I have a bit of a confused position on the issue. I like the President's approach to exceptionalism when he says, "I believe in American exceptionalism, just as the British believe in British exceptionalism, and just as the Greeks believe in Greek exceptionalism." When I analyze this statement, it reveals to me that the belief in exceptionalism should be held true in one's character, but it cannot be used to guide foreign policy. I think there is an inherent danger when any nation sees itself as separate and distinct from other nations, when that niche is used as a wedge from the international community. Certainly, American exceptionalism and nationalism is well warranted, as our accomplishments in our history are worthy of praise. However, we, like any other nations, have made mistakes and errors in judgment that might demonstrate a not so pleasant vision of exceptionalism. Additionally, as we see ourselves as part of a cosmopolitan world, we have to ensure that we are able to see ourselves as working with nations that have similar values, able to appreciate other visions of nationalism.
It's important to comprehend why the world is the way it is, and that can only be accomplished by a careful study of historical cause and effect. United States history is important, because the United States was predominant in the 20th century, and its events are what have defined what the world is now. The technological innovation, or more precisely, the Technological Revolution that has occurred within the last 30 years has altered life as drastically as the Industrial Revolution did 200 years ago. Learning is not now the commodity of intellectual elites; anyone with the cheap technology can learn online. This technology which has allowed informational access has proved to be the great leveler; topics that may have been overlooked or sidelined can now be sought out and incorporated in to a general intellectual discussion. However, the predominant culture still remains in place; its study should not be supplanted, but rather augmented. More schooling for you!

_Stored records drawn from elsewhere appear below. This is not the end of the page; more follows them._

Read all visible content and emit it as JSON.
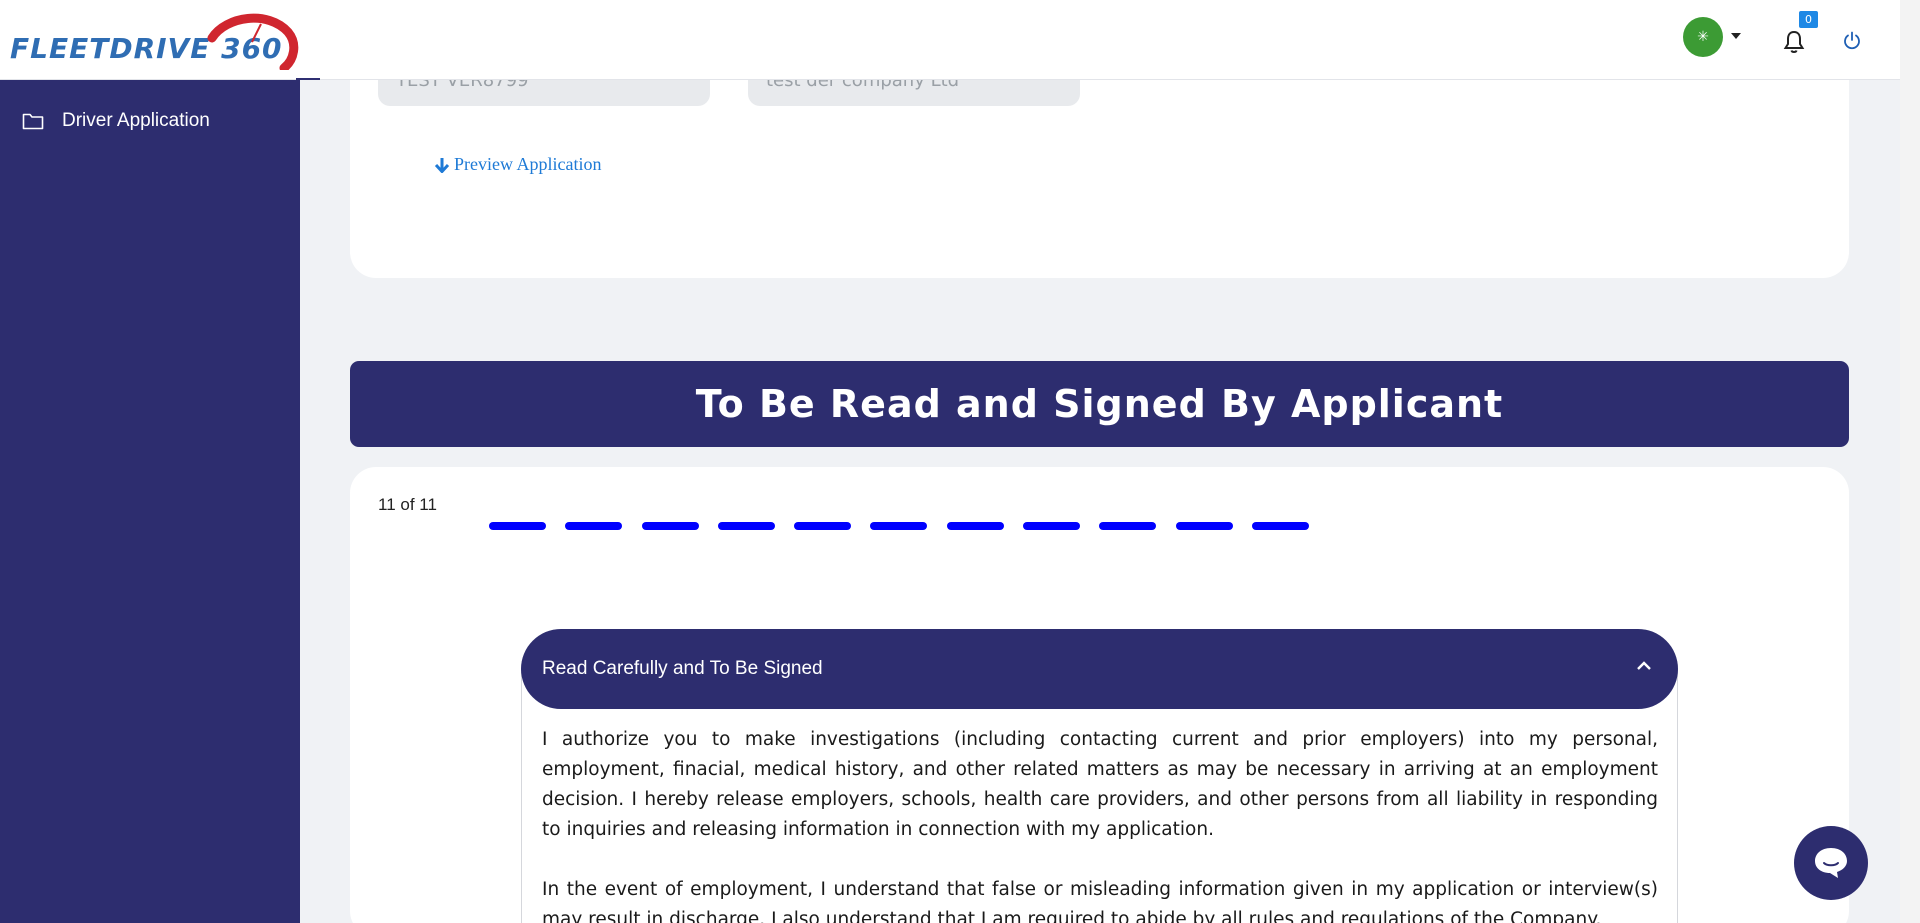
{
  "brand": {
    "logo_text": "FLEETDRIVE 360"
  },
  "header": {
    "avatar_glyph": "✳",
    "notifications_count": "0"
  },
  "sidebar": {
    "items": [
      {
        "label": "Driver Application",
        "icon": "folder-icon"
      }
    ]
  },
  "top_card": {
    "field1_value": "TEST VER8799",
    "field2_value": "test der company Ltd",
    "preview_label": "Preview Application"
  },
  "section": {
    "title": "To Be Read and Signed By Applicant"
  },
  "progress": {
    "label": "11 of 11",
    "current": 11,
    "total": 11
  },
  "accordion": {
    "title": "Read Carefully and To Be Signed",
    "paragraphs": [
      "I authorize you to make investigations (including contacting current and prior employers) into my personal, employment, finacial, medical history, and other related matters as may be necessary in arriving at an employment decision. I hereby release employers, schools, health care providers, and other persons from all liability in responding to inquiries and releasing information in connection with my application.",
      "In the event of employment, I understand that false or misleading information given in my application or interview(s) may result in discharge. I also understand that I am required to abide by all rules and regulations of the Company."
    ]
  },
  "colors": {
    "navy": "#2d2d6f",
    "progress": "#0000ff",
    "link": "#1e7ad6",
    "avatar": "#3c9b34",
    "badge": "#1e88e5"
  }
}
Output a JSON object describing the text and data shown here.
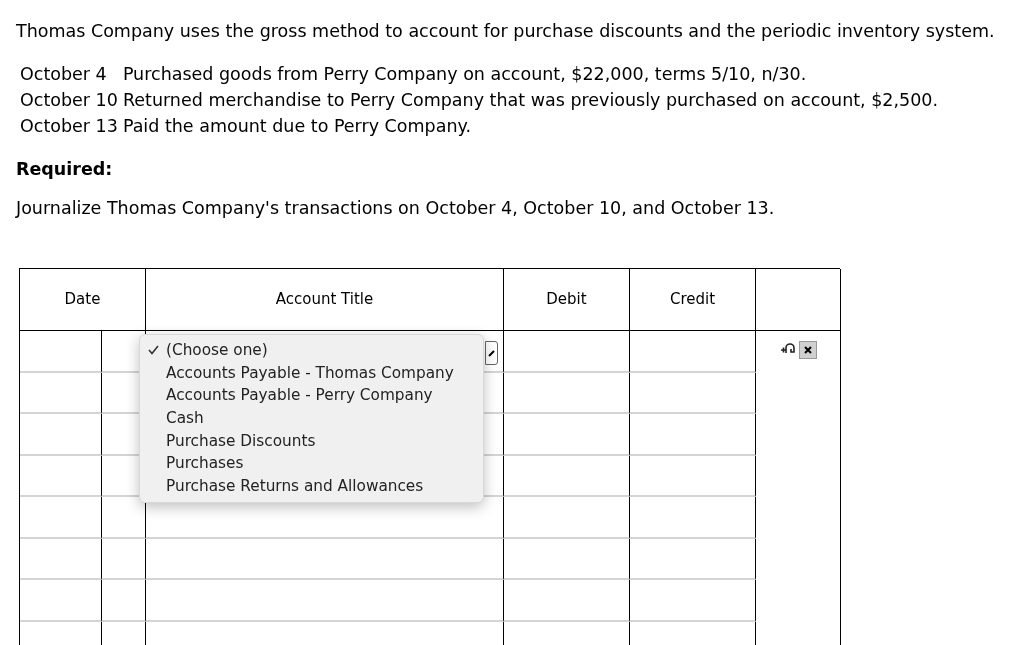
{
  "intro": "Thomas Company uses the gross method to account for purchase discounts and the periodic inventory system.",
  "transactions": [
    {
      "date": "October 4",
      "text": "Purchased goods from Perry Company on account, $22,000, terms 5/10, n/30."
    },
    {
      "date": "October 10",
      "text": "Returned merchandise to Perry Company that was previously purchased on account, $2,500."
    },
    {
      "date": "October 13",
      "text": "Paid the amount due to Perry Company."
    }
  ],
  "required_label": "Required:",
  "instruction": "Journalize Thomas Company's transactions on October 4, October 10, and October 13.",
  "journal": {
    "columns": [
      "Date",
      "Account Title",
      "Debit",
      "Credit"
    ],
    "dropdown": {
      "options": [
        {
          "label": "(Choose one)",
          "selected": true
        },
        {
          "label": "Accounts Payable - Thomas Company",
          "selected": false
        },
        {
          "label": "Accounts Payable - Perry Company",
          "selected": false
        },
        {
          "label": "Cash",
          "selected": false
        },
        {
          "label": "Purchase Discounts",
          "selected": false
        },
        {
          "label": "Purchases",
          "selected": false
        },
        {
          "label": "Purchase Returns and Allowances",
          "selected": false
        }
      ]
    }
  }
}
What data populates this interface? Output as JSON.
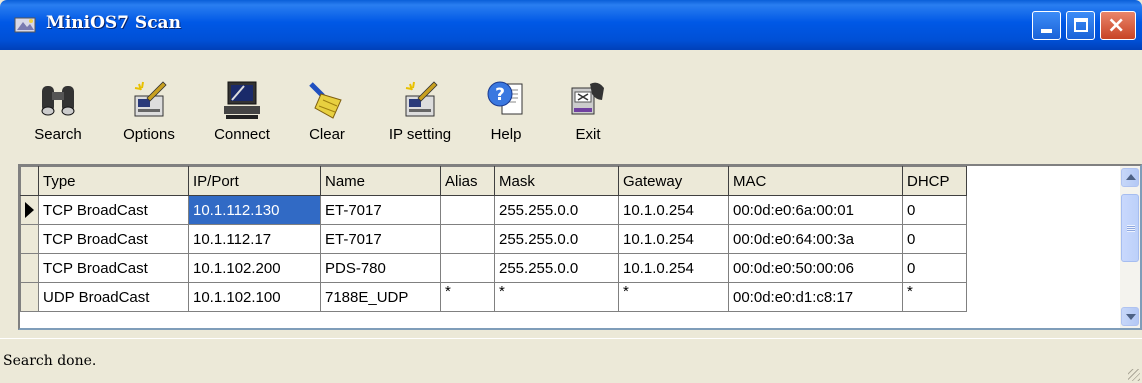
{
  "window": {
    "title": "MiniOS7 Scan",
    "title_icon": "scan-app-icon",
    "controls": {
      "minimize": "minimize-icon",
      "maximize": "maximize-icon",
      "close": "×"
    }
  },
  "toolbar": {
    "items": [
      {
        "label": "Search",
        "icon": "binoculars-icon"
      },
      {
        "label": "Options",
        "icon": "options-icon"
      },
      {
        "label": "Connect",
        "icon": "computer-icon"
      },
      {
        "label": "Clear",
        "icon": "broom-icon"
      },
      {
        "label": "IP setting",
        "icon": "ip-setting-icon"
      },
      {
        "label": "Help",
        "icon": "help-icon"
      },
      {
        "label": "Exit",
        "icon": "exit-icon"
      }
    ]
  },
  "grid": {
    "columns": [
      "Type",
      "IP/Port",
      "Name",
      "Alias",
      "Mask",
      "Gateway",
      "MAC",
      "DHCP"
    ],
    "rows": [
      {
        "type": "TCP BroadCast",
        "ip": "10.1.112.130",
        "name": "ET-7017",
        "alias": "",
        "mask": "255.255.0.0",
        "gateway": "10.1.0.254",
        "mac": "00:0d:e0:6a:00:01",
        "dhcp": "0"
      },
      {
        "type": "TCP BroadCast",
        "ip": "10.1.112.17",
        "name": "ET-7017",
        "alias": "",
        "mask": "255.255.0.0",
        "gateway": "10.1.0.254",
        "mac": "00:0d:e0:64:00:3a",
        "dhcp": "0"
      },
      {
        "type": "TCP BroadCast",
        "ip": "10.1.102.200",
        "name": "PDS-780",
        "alias": "",
        "mask": "255.255.0.0",
        "gateway": "10.1.0.254",
        "mac": "00:0d:e0:50:00:06",
        "dhcp": "0"
      },
      {
        "type": "UDP BroadCast",
        "ip": "10.1.102.100",
        "name": "7188E_UDP",
        "alias": "*",
        "mask": "*",
        "gateway": "*",
        "mac": "00:0d:e0:d1:c8:17",
        "dhcp": "*"
      }
    ]
  },
  "status": {
    "text": "Search done."
  }
}
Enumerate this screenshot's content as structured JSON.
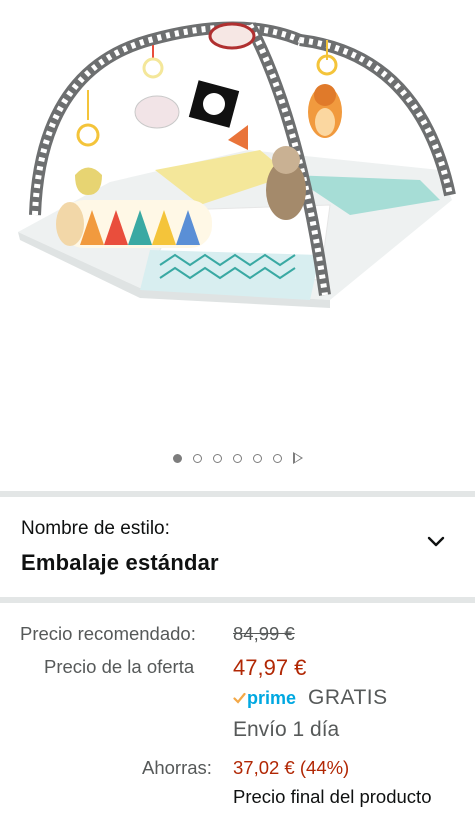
{
  "gallery": {
    "image_alt": "Gimnasio de actividades para bebé con arco y juguetes colgantes",
    "dot_count": 6,
    "active_dot": 0,
    "has_video_icon": true
  },
  "style": {
    "label": "Nombre de estilo:",
    "value": "Embalaje estándar",
    "dropdown_icon": "chevron-down-icon"
  },
  "pricing": {
    "list_label": "Precio recomendado:",
    "list_price": "84,99 €",
    "deal_label": "Precio de la oferta",
    "deal_price": "47,97 €",
    "prime_text": "prime",
    "shipping_free": "GRATIS",
    "shipping_time": "Envío 1 día",
    "savings_label": "Ahorras:",
    "savings_value": "37,02 € (44%)",
    "final_note": "Precio final del producto"
  },
  "colors": {
    "deal": "#b12704",
    "prime": "#00a8e1",
    "separator": "#e3e6e6"
  }
}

It is probably even more important to study the depth of culture and nationalism now more than ever. Precisely because of globalization and ubiquitous access to communication we might lose some of the essence of what is to be who we are as a culture, as a nation, and as individuals. One must always keep the hype separated from uniqueness. Not that globalization is hype, far be from it, but the speed at which it is developing risks the chance of leaving little space for exploring the deeper end of social change within specific groups. I say we stick to it, and we hit it hard with enough historical evidence, literature richness, and cultural perspectives to develop a newfound love for it.
Technology has ushered in the age of globalism from a communications standpoint; due to the increased availability of information, Americans are now more aware than ever before of the interconnected nature of the global food and manufacturing chains, the financial networks that are interconnected, and the importance of even the smallest governments across the world. Nonetheless, there is both a need and a hunger for nationalism in this country; look at the response of Americans to the 9/11 crisis and the huge viewership of the Olympics. Young people need to know where we have been as a nation in order to understand where we fit into the world now, and where we need to go.
Are American studies relevant today? Of course. To repeat the old but true, "Those who don't know history are bound to repeat it." American history has been 200+ years of moving forward and correcting course along the way. Each generation of Americans must understand the journey because it explains who we have been and where we are today. It also provides the lessons of history to guide us in the future.
Isolationism is a long-gone option. We are part of the global community, and we have much to contribute. Our greatest contributions, I believe, will be those rooted in American ideals and principles, the foundations of American identity.